Mom and Dad reunites Cage with writer/director Brian Taylor (best known for the Crank madhouses, and deranged SyFy comic adaptation Happy!). The pair bonded while filming Ghost Rider: Spirit of Vengeance, "and I knew that he had this absurdist comedic aspect to his vision, one that he could apply to a level of darkness and menace." Taylor had approached him about potentially working on a TV project, "but I wasn't quite ready to go into that format. So he sent me this script that he was very excited about, Mom and Dad, and I read it, and right away I knew that some of my performance dreams could be realized within this screenplay."
One of the other key scenes in that balance involves Cage telling his son Josh (Zackary Arthur) about what his life used to be, pre-patriarch status. "The thing that hooked me at Brent is the concept that he's frustrated with who he used to be, in that he had a very successful life when he was a teenager, he was successful with ladies, and he had a great Firebird sports car, and he was wild and fun.
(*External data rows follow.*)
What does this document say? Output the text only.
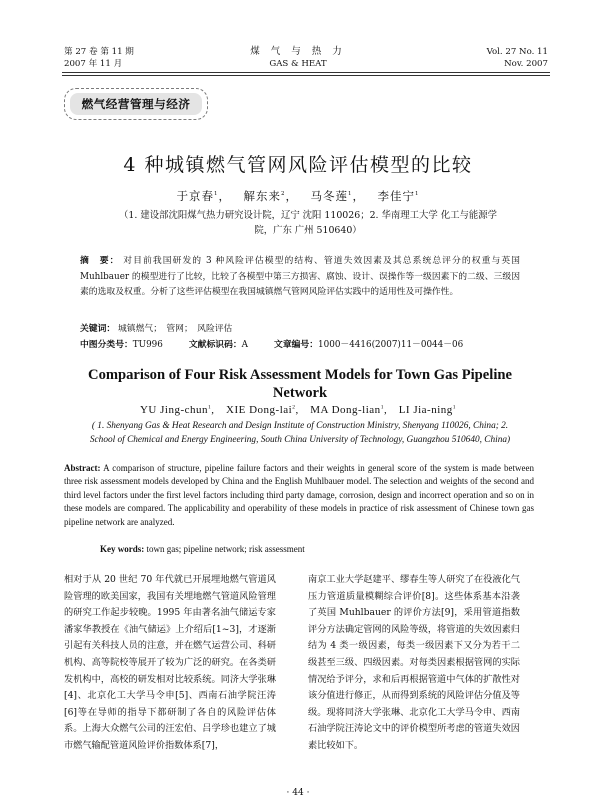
第 27 卷 第 11 期
2007 年 11 月
煤 气 与 热 力
GAS & HEAT
Vol. 27 No. 11
Nov. 2007
燃气经营管理与经济
4 种城镇燃气管网风险评估模型的比较
于京春$^1$， 解东来$^2$， 马冬莲$^1$， 李佳宁$^1$
（1. 建设部沈阳煤气热力研究设计院，辽宁 沈阳 110026；2. 华南理工大学 化工与能源学院，广东 广州 510640）
摘　要： 对目前我国研发的 3 种风险评估模型的结构、管道失效因素及其总系统总评分的权重与英国 Muhlbauer 的模型进行了比较，比较了各模型中第三方损害、腐蚀、设计、误操作等一级因素下的二级、三级因素的选取及权重。分析了这些评估模型在我国城镇燃气管网风险评估实践中的适用性及可操作性。
关键词： 城镇燃气；　管网；　风险评估
中图分类号：TU996	文献标识码：A	文章编号：1000－4416(2007)11－0044－06
Comparison of Four Risk Assessment Models for Town Gas Pipeline Network
YU Jing-chun$^1$, XIE Dong-lai$^2$, MA Dong-lian$^1$, LI Jia-ning$^1$
( 1. Shenyang Gas & Heat Research and Design Institute of Construction Ministry, Shenyang 110026, China; 2. School of Chemical and Energy Engineering, South China University of Technology, Guangzhou 510640, China)
Abstract: A comparison of structure, pipeline failure factors and their weights in general score of the system is made between three risk assessment models developed by China and the English Muhlbauer model. The selection and weights of the second and third level factors under the first level factors including third party damage, corrosion, design and incorrect operation and so on in these models are compared. The applicability and operability of these models in practice of risk assessment of Chinese town gas pipeline network are analyzed.
Key words: town gas; pipeline network; risk assessment
相对于从 20 世纪 70 年代就已开展埋地燃气管道风险管理的欧美国家，我国有关埋地燃气管道风险管理的研究工作起步较晚。1995 年由著名油气储运专家潘家华教授在《油气储运》上介绍后[1~3]，才逐渐引起有关科技人员的注意，并在燃气运营公司、科研机构、高等院校等展开了较为广泛的研究。在各类研发机构中，高校的研发相对比较系统。同济大学张琳[4]、北京化工大学马令申[5]、西南石油学院汪涛[6]等在导师的指导下都研制了各自的风险评估体系。上海大众燃气公司的汪宏伯、吕学珍也建立了城市燃气输配管道风险评价指数体系[7]，
南京工业大学赵建平、缪春生等人研究了在役液化气压力管道质量模糊综合评价[8]。这些体系基本沿袭了英国 Muhlbauer 的评价方法[9]，采用管道指数评分方法确定管网的风险等级，将管道的失效因素归结为 4 类一级因素，每类一级因素下又分为若干二级甚至三级、四级因素。对每类因素根据管网的实际情况给予评分，求和后再根据管道中气体的扩散性对该分值进行修正，从而得到系统的风险评估分值及等级。现将同济大学张琳、北京化工大学马令申、西南石油学院汪涛论文中的评价模型所考虑的管道失效因素比较如下。
· 44 ·
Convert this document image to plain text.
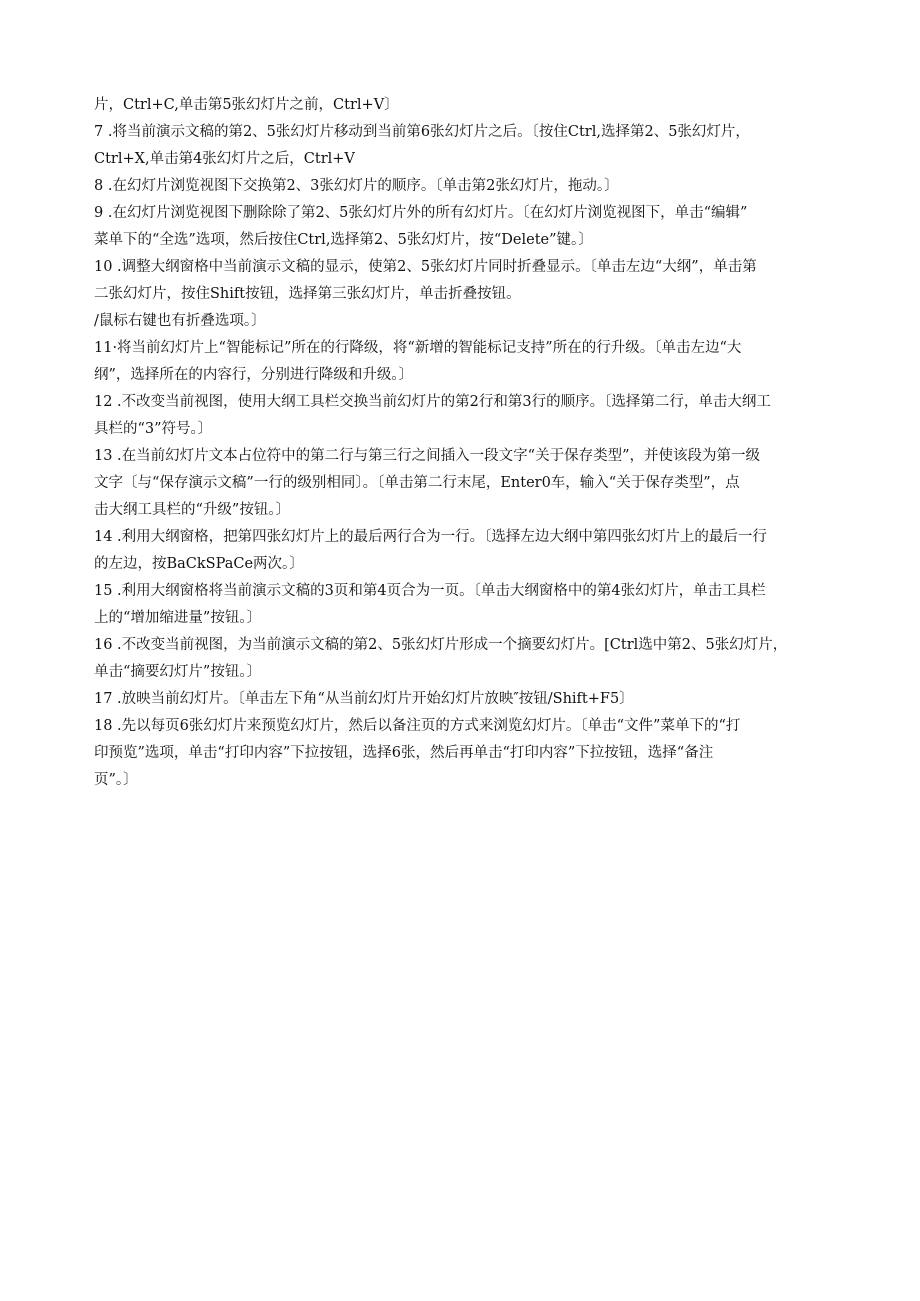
片，Ctrl+C,单击第5张幻灯片之前，Ctrl+V〕
7 .将当前演示文稿的第2、5张幻灯片移动到当前第6张幻灯片之后。〔按住Ctrl,选择第2、5张幻灯片，
Ctrl+X,单击第4张幻灯片之后，Ctrl+V
8 .在幻灯片浏览视图下交换第2、3张幻灯片的顺序。〔单击第2张幻灯片，拖动。〕
9 .在幻灯片浏览视图下删除除了第2、5张幻灯片外的所有幻灯片。〔在幻灯片浏览视图下，单击“编辑”
菜单下的“全选”选项，然后按住Ctrl,选择第2、5张幻灯片，按“Delete”键。〕
10 .调整大纲窗格中当前演示文稿的显示，使第2、5张幻灯片同时折叠显示。〔单击左边“大纲”，单击第
二张幻灯片，按住Shift按钮，选择第三张幻灯片，单击折叠按钮。
/鼠标右键也有折叠选项。〕
11·将当前幻灯片上“智能标记”所在的行降级，将“新增的智能标记支持”所在的行升级。〔单击左边“大
纲”，选择所在的内容行，分别进行降级和升级。〕
12 .不改变当前视图，使用大纲工具栏交换当前幻灯片的第2行和第3行的顺序。〔选择第二行，单击大纲工
具栏的“3”符号。〕
13 .在当前幻灯片文本占位符中的第二行与第三行之间插入一段文字“关于保存类型”，并使该段为第一级
文字〔与“保存演示文稿”一行的级别相同〕。〔单击第二行末尾，Enter0车，输入“关于保存类型”，点
击大纲工具栏的“升级”按钮。〕
14 .利用大纲窗格，把第四张幻灯片上的最后两行合为一行。〔选择左边大纲中第四张幻灯片上的最后一行
的左边，按BaCkSPaCe两次。〕
15 .利用大纲窗格将当前演示文稿的3页和第4页合为一页。〔单击大纲窗格中的第4张幻灯片，单击工具栏
上的“增加缩进量”按钮。〕
16 .不改变当前视图，为当前演示文稿的第2、5张幻灯片形成一个摘要幻灯片。[Ctrl选中第2、5张幻灯片，
单击“摘要幻灯片”按钮。〕
17 .放映当前幻灯片。〔单击左下角“从当前幻灯片开始幻灯片放映″按钮/Shift+F5〕
18 .先以每页6张幻灯片来预览幻灯片，然后以备注页的方式来浏览幻灯片。〔单击“文件”菜单下的“打
印预览”选项，单击“打印内容”下拉按钮，选择6张，然后再单击“打印内容”下拉按钮，选择“备注
页”。〕
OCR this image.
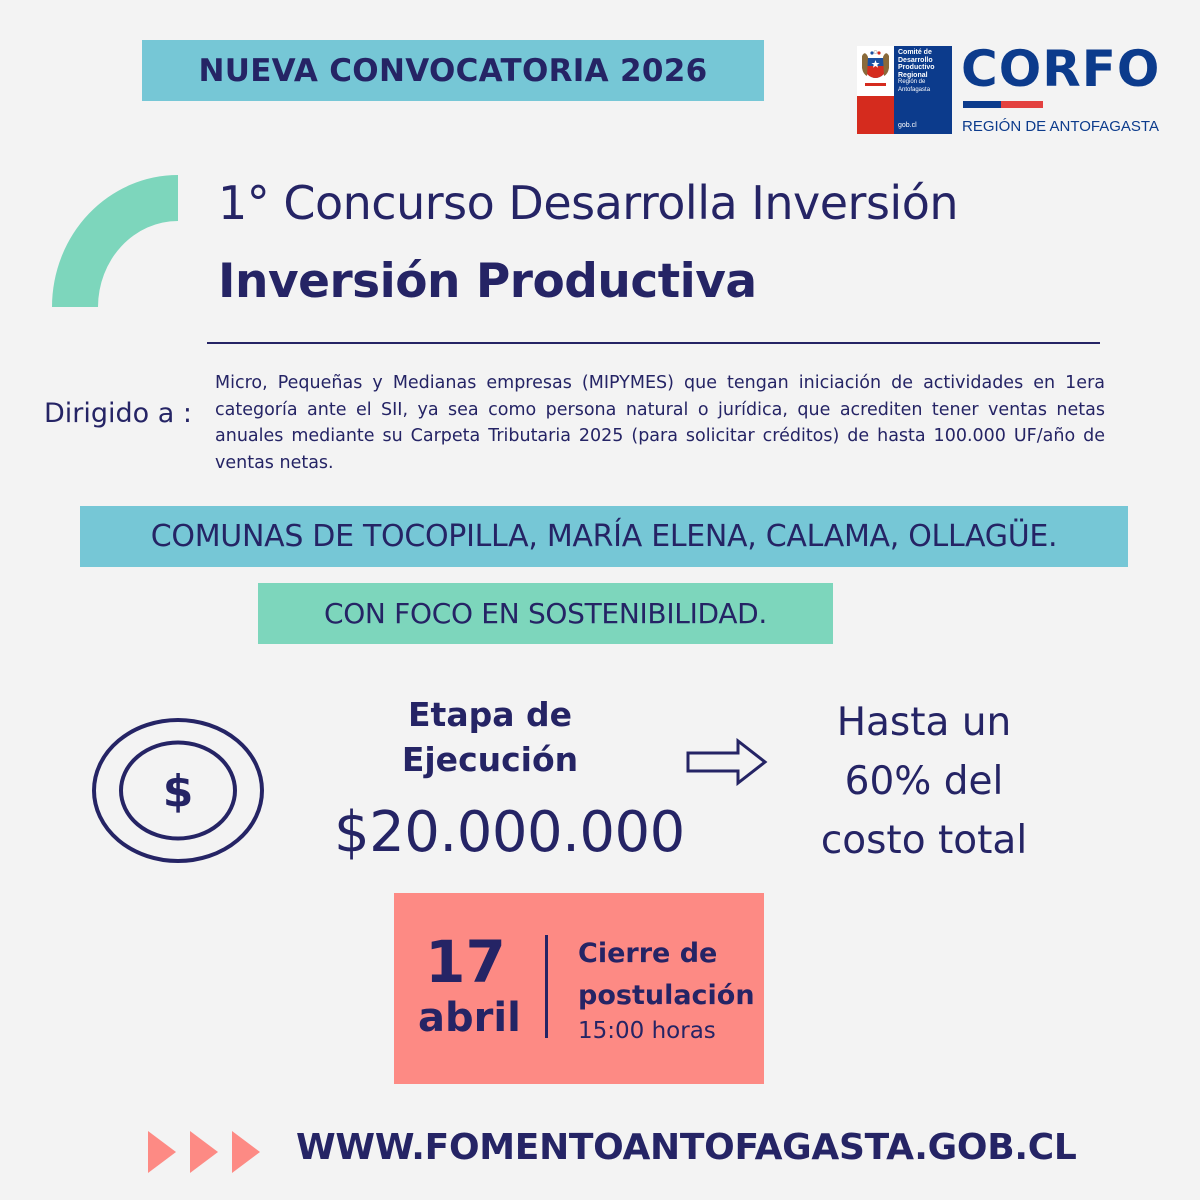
NUEVA CONVOCATORIA 2026	Comité de
Desarrollo
Productivo
Regional
Región de Antofagasta
gob.cl
CORFO
REGIÓN DE ANTOFAGASTA
1° Concurso Desarrolla Inversión
Inversión Productiva
Dirigido a :
Micro, Pequeñas y Medianas empresas (MIPYMES) que tengan iniciación de actividades en 1era categoría ante el SII, ya sea como persona natural o jurídica, que acrediten tener ventas netas anuales mediante su Carpeta Tributaria 2025 (para solicitar créditos) de hasta 100.000 UF/año de ventas netas.
COMUNAS DE TOCOPILLA, MARÍA ELENA, CALAMA, OLLAGÜE.
CON FOCO EN SOSTENIBILIDAD.
$
Etapa de
Ejecución
$20.000.000
Hasta un
60% del
costo total
17
abril
Cierre de
postulación
15:00 horas
WWW.FOMENTOANTOFAGASTA.GOB.CL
Then when he became a father, he transformed into something more boring and mundane."
That sense of being supplanted by the younger generation isn't restricted to Brent, but Kendall as well. "She notices that she's not really participating anymore, and it's like, well, what do we do now? There's an envy and a jealousy that they own the future, and we're just getting calcified, and increasingly less and less interesting as people."
For Cage, that's a universal concern: The pair had gone from being wild teens to parents, and question who they are now that their parenting duties are almost over. "As we get older, we reflect on what we once were. We used to be Brent, we used to be Kendall, now we're just Mom and Dad. We fit into the mold that society tells us to fit into, but it may not always be the happiest result."
However, Cage described himself as mercifully free of these murderous urges. He said, "In my own life, I haven't had that experience, because I'm lucky and blessed to say that I have a loving and peaceful relationship with my kids. For me, what I was trying to grasp was the frustration of the new me versus the old me."